Frank Zappa aficionado and sax player Ed Palermo came of age as a musician and big band arranger in the late 1970s. In the early 1970s, however, he was still in high school and a member of the marching band. On One Child Left Behind (Cuneiform Records), his most recent release, Palermo pays homage to the formative musical training that he received there. The photos (Palermo playing trombone dressed as a box of french fries, for example) give key insights into how marching band helped to form Palermo’s particularly jocular musical identity. Singers Candy Zappa (Frank’s sister), Jenna McSwain, Mike James, and Napolean Murphy Brock keep pace with Palermo’s high-energy, tongue-in-cheek delivery. No easy feat.

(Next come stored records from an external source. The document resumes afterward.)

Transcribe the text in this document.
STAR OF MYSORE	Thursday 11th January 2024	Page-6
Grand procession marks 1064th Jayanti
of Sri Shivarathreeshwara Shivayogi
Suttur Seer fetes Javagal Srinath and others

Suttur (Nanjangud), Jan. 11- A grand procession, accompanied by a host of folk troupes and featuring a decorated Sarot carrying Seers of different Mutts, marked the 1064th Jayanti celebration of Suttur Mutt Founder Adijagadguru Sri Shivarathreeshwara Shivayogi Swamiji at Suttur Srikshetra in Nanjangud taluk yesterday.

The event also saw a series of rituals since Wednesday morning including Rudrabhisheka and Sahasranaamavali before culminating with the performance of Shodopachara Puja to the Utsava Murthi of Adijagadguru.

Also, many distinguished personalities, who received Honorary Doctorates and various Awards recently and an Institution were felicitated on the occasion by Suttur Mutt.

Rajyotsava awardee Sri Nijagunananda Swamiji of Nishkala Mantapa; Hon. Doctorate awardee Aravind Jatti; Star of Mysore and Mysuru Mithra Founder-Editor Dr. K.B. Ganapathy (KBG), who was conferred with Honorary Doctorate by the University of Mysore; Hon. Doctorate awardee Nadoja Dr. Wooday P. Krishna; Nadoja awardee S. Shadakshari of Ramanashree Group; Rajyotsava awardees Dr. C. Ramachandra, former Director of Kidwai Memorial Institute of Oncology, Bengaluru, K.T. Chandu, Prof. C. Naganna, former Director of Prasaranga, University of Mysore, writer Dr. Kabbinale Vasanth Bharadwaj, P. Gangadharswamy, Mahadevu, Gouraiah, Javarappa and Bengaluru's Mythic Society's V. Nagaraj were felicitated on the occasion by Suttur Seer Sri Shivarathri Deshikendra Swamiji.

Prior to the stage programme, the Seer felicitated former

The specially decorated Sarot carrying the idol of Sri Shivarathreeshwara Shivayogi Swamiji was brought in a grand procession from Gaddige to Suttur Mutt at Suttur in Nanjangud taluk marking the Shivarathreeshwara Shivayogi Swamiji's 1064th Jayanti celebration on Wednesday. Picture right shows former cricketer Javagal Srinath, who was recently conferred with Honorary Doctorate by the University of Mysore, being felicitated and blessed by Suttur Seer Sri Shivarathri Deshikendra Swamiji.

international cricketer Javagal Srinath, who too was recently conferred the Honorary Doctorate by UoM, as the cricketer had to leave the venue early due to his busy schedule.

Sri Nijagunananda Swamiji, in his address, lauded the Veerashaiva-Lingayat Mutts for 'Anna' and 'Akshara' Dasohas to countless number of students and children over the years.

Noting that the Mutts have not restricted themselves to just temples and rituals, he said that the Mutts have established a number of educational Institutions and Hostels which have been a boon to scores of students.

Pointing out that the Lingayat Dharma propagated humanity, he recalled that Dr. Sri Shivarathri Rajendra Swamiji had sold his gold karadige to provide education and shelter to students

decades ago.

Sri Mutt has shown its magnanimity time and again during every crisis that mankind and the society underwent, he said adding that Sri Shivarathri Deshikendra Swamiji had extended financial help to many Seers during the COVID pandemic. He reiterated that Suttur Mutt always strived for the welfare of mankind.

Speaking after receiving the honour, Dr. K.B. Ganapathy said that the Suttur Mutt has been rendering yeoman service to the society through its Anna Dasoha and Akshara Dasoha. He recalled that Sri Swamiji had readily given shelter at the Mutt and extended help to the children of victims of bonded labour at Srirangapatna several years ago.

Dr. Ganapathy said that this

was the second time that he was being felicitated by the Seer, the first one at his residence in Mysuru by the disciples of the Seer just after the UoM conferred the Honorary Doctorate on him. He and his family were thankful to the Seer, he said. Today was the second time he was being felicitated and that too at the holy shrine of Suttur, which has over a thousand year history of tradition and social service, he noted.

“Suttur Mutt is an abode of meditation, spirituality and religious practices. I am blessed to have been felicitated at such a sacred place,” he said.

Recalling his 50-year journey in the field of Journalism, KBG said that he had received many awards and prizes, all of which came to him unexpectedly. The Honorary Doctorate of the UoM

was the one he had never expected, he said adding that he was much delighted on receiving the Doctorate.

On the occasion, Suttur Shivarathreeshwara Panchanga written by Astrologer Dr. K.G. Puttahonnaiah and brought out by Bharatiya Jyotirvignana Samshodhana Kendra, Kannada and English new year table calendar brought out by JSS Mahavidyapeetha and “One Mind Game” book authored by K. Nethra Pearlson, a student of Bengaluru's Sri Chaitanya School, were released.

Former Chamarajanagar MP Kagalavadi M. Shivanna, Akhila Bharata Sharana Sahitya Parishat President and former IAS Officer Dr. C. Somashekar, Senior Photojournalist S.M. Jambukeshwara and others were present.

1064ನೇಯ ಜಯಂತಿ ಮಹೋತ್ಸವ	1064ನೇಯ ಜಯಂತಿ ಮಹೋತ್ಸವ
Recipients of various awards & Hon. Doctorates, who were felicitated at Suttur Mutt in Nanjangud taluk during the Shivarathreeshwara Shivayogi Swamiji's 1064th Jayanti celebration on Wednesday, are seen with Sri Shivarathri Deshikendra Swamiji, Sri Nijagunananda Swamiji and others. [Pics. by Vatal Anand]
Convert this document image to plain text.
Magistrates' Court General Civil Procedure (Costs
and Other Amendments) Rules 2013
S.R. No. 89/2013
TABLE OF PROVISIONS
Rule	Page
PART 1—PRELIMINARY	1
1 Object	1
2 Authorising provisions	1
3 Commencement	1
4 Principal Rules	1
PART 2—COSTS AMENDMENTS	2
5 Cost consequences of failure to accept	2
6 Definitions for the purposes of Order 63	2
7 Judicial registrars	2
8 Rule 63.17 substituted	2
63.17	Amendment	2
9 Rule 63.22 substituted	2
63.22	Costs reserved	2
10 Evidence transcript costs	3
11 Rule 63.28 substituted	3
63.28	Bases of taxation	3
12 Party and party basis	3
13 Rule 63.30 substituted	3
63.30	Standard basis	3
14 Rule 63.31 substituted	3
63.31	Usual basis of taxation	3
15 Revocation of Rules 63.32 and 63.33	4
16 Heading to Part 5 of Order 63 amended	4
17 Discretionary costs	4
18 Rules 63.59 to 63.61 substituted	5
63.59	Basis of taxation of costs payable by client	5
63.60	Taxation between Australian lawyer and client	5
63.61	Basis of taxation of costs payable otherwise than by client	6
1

 In case you missed it: Philly-based singer/drummer Paul Jost gave a stand-out performance at Kitano last month, reprising some selections from his 2014 release Breaking Through (Dot Time). Jost is a singers’ singer—swinging and scatting on tunes like “Singing In The Rain,” breaking hearts on ballads like “Waltz For Debby” or grooving on R&B classics like “I Don’t Need No Doctor.” It’s impressive. You can catch him this month at 55 Bar on May 14.

(Reprinted from the May 2016 issue of The New York City Jazz Record.)